Pre making skins

I remember reading awhile back that rolling out the dough,saucing and cheesing, then putting back into the cooler is bad if for more then 30 mins or so.The reason was that the moisture in the sauce would react with the dough and would make it bad/not how it normally would be.

  1. is this a true statement?
    2)Can I stretch out the dough ball and place them on pans and put them back in the cooler until I am ready to use them( no sauce on them)
    Thanks again
    Derek

2)Can I stretch out the dough ball and place them on pans and put them back in the cooler until I am ready to use them( no sauce on them)

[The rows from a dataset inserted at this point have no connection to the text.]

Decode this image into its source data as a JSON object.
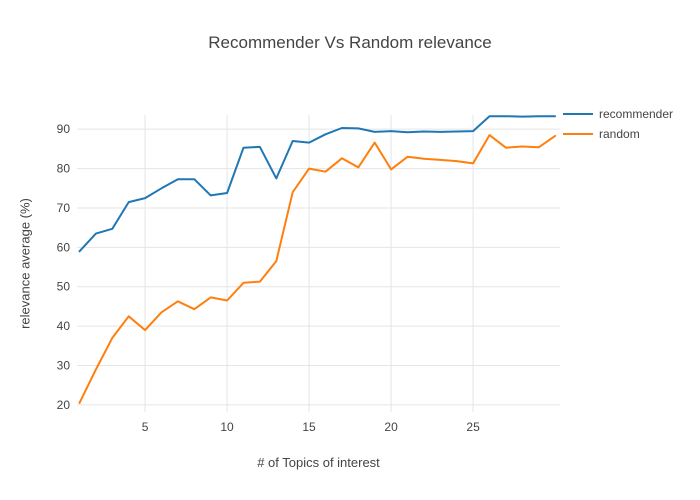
{
  "title": "Recommender Vs Random relevance",
  "chart_data": {
    "type": "line",
    "title": "Recommender Vs Random relevance",
    "xlabel": "# of Topics of interest",
    "ylabel": "relevance average (%)",
    "x": [
      1,
      2,
      3,
      4,
      5,
      6,
      7,
      8,
      9,
      10,
      11,
      12,
      13,
      14,
      15,
      16,
      17,
      18,
      19,
      20,
      21,
      22,
      23,
      24,
      25,
      26,
      27,
      28,
      29,
      30
    ],
    "series": [
      {
        "name": "recommender",
        "color": "#1f77b4",
        "values": [
          59,
          63.5,
          64.7,
          71.5,
          72.5,
          75,
          77.3,
          77.3,
          73.2,
          73.8,
          85.3,
          85.5,
          77.5,
          87,
          86.6,
          88.7,
          90.3,
          90.2,
          89.3,
          89.5,
          89.2,
          89.4,
          89.3,
          89.4,
          89.5,
          93.3,
          93.3,
          93.2,
          93.3,
          93.3
        ]
      },
      {
        "name": "random",
        "color": "#ff7f0e",
        "values": [
          20.5,
          29,
          37,
          42.5,
          39,
          43.5,
          46.3,
          44.3,
          47.3,
          46.5,
          51,
          51.3,
          56.5,
          74,
          80,
          79.2,
          82.6,
          80.3,
          86.6,
          79.8,
          83,
          82.5,
          82.2,
          81.9,
          81.3,
          88.5,
          85.3,
          85.6,
          85.4,
          88.3
        ]
      }
    ],
    "x_ticks": [
      5,
      10,
      15,
      20,
      25
    ],
    "y_ticks": [
      20,
      30,
      40,
      50,
      60,
      70,
      80,
      90
    ],
    "x_range": [
      0.85,
      30.3
    ],
    "y_range": [
      18.2,
      93.6
    ],
    "grid": true,
    "legend_position": "top-right",
    "line_width": 2
  },
  "colors": {
    "background": "#ffffff",
    "grid": "#e5e5e5",
    "text": "#444444",
    "series_blue": "#1f77b4",
    "series_orange": "#ff7f0e"
  }
}
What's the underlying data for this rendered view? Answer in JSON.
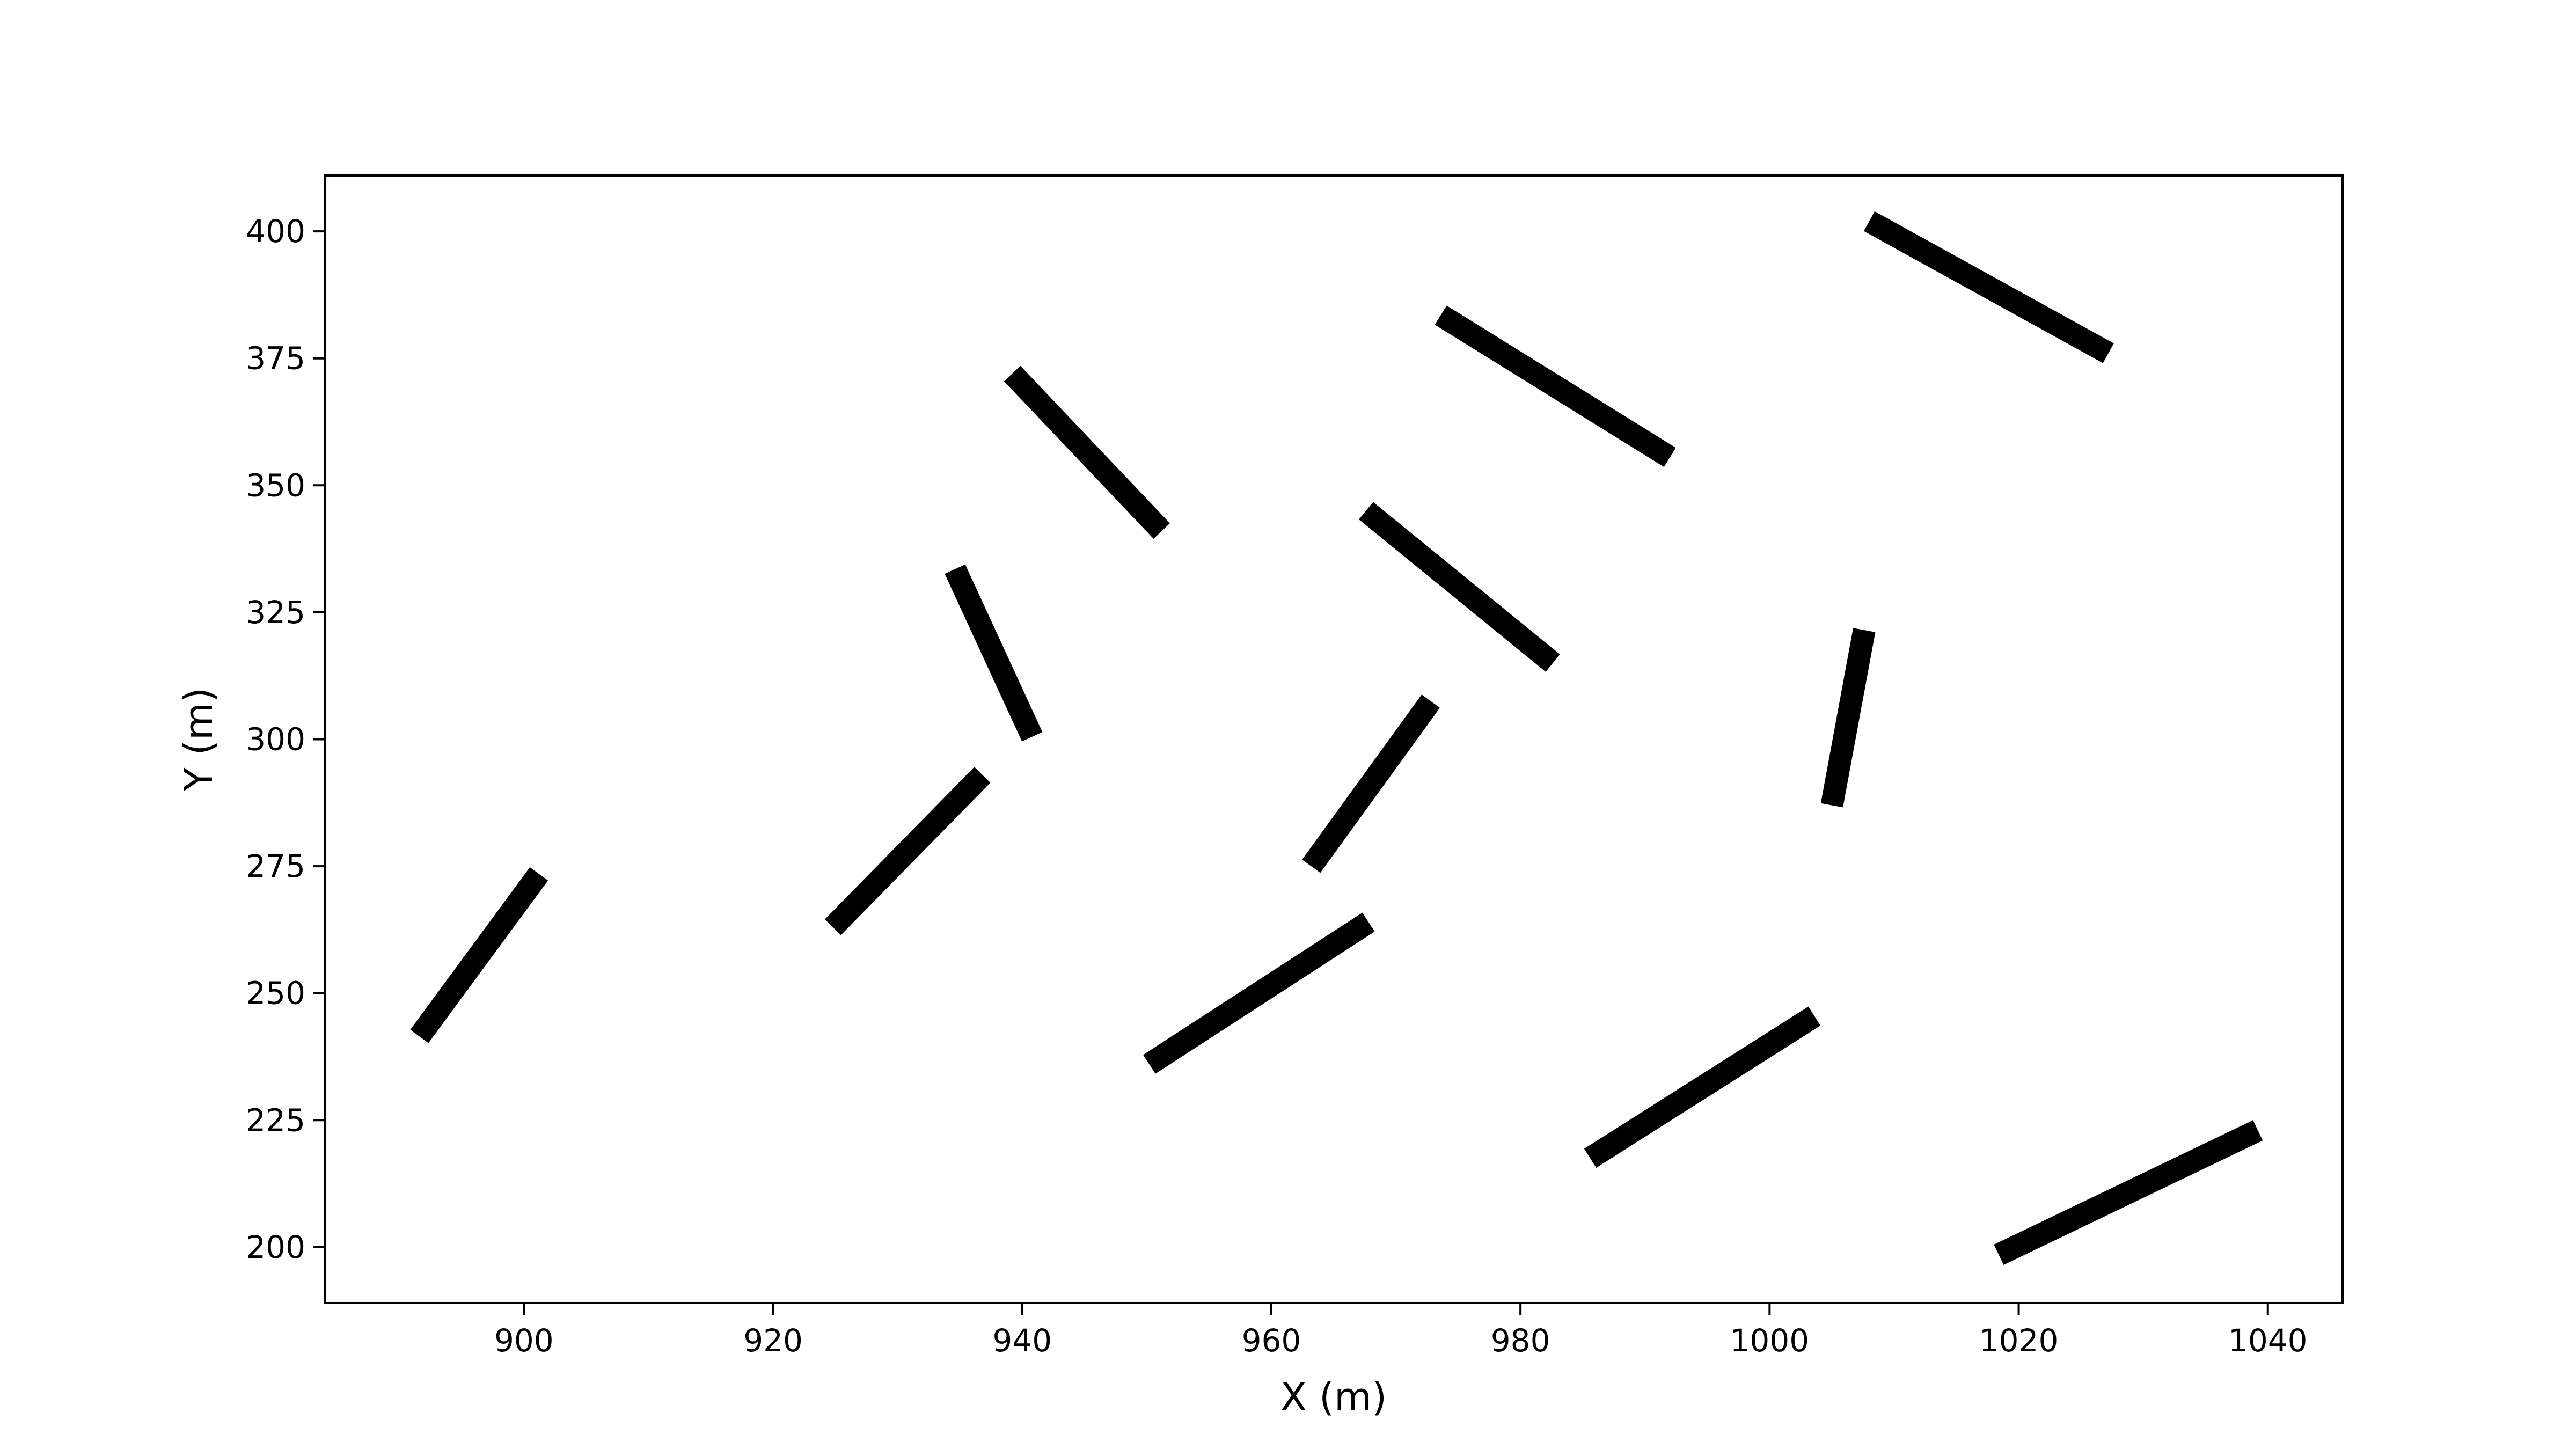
{
  "chart_data": {
    "type": "scatter",
    "title": "",
    "xlabel": "X (m)",
    "ylabel": "Y (m)",
    "xlim": [
      884,
      1046
    ],
    "ylim": [
      189,
      411
    ],
    "xticks": [
      900,
      920,
      940,
      960,
      980,
      1000,
      1020,
      1040
    ],
    "yticks": [
      200,
      225,
      250,
      275,
      300,
      325,
      350,
      375,
      400
    ],
    "grid": false,
    "legend": "none",
    "segment_color": "#000000",
    "segments": [
      {
        "x1": 891.6,
        "y1": 241.5,
        "x2": 901.2,
        "y2": 273.5
      },
      {
        "x1": 924.8,
        "y1": 263.0,
        "x2": 936.8,
        "y2": 293.0
      },
      {
        "x1": 934.6,
        "y1": 333.5,
        "x2": 940.8,
        "y2": 300.5
      },
      {
        "x1": 939.2,
        "y1": 372.0,
        "x2": 951.2,
        "y2": 341.0
      },
      {
        "x1": 950.2,
        "y1": 236.0,
        "x2": 967.8,
        "y2": 264.0
      },
      {
        "x1": 963.2,
        "y1": 275.0,
        "x2": 972.8,
        "y2": 307.5
      },
      {
        "x1": 967.6,
        "y1": 345.0,
        "x2": 982.6,
        "y2": 315.0
      },
      {
        "x1": 973.6,
        "y1": 383.5,
        "x2": 992.0,
        "y2": 355.5
      },
      {
        "x1": 985.6,
        "y1": 217.5,
        "x2": 1003.6,
        "y2": 245.5
      },
      {
        "x1": 1005.0,
        "y1": 287.0,
        "x2": 1007.6,
        "y2": 321.5
      },
      {
        "x1": 1008.0,
        "y1": 402.0,
        "x2": 1027.2,
        "y2": 376.0
      },
      {
        "x1": 1018.4,
        "y1": 198.5,
        "x2": 1039.2,
        "y2": 223.0
      }
    ]
  }
}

This is common practice with most of the pizza places around my city.

I premake several pies of different sizes every Friday. These pies are made between 3pm and 4 pm and we usually run out of premade pizzas by 8 pm. We have never had a complaint in regards to the taste or quality from the first pie to the last. The only difference is the last few may rise on the edges more than the first few. I also froze some left over pies one friday night and used them the next day for slice pies(I tasted the first one myself) and believe it or not, it didn’t seem to affect the quality. I would be interested to hear Tom Lehmans response regarding the dough/sauce reaction.

This is exactly what I am hoping to hear.I used to always to this before and always seemed to work fine.
Derek

we spin our & keep 'em on a traditional rack…we’ve got several old style metal/bakery cabinets…we put one rack on a sheet pan in the box & the 2nd one on the bottom…

keep the door closed or cracked & they’ll proof and you can use them hours later…

we’ve even left some bread stix in them over night & baked 'em the next day…lotta “yeasty” flavor…

CiCi’s makes about 70+ pies and keeps 'em on racks, uncovered…specs say use 'em in 30 minutes, but they last 'bout an hour b4 the skin gets a bit dry…

you can put a plastic bag over them as well…

special round stacking pans specifically designed from pre-stretched skins can be purchased at several different pizza equipment sources on the net…

Derek,

How busy do you plan on being? I can remember putting up “floaters” on the rack back in the day when I was doing $20k+ per week and we were going through 150 pie hours and such. If you’re doing pie hours of 80 or less, you should be able to handle it with relative ease so there shouldn’t be a need so why let your product suffer.

Now, of course, if you’re kickin’ a$$ and takin’ names over there in your little part of the universe… please disregard.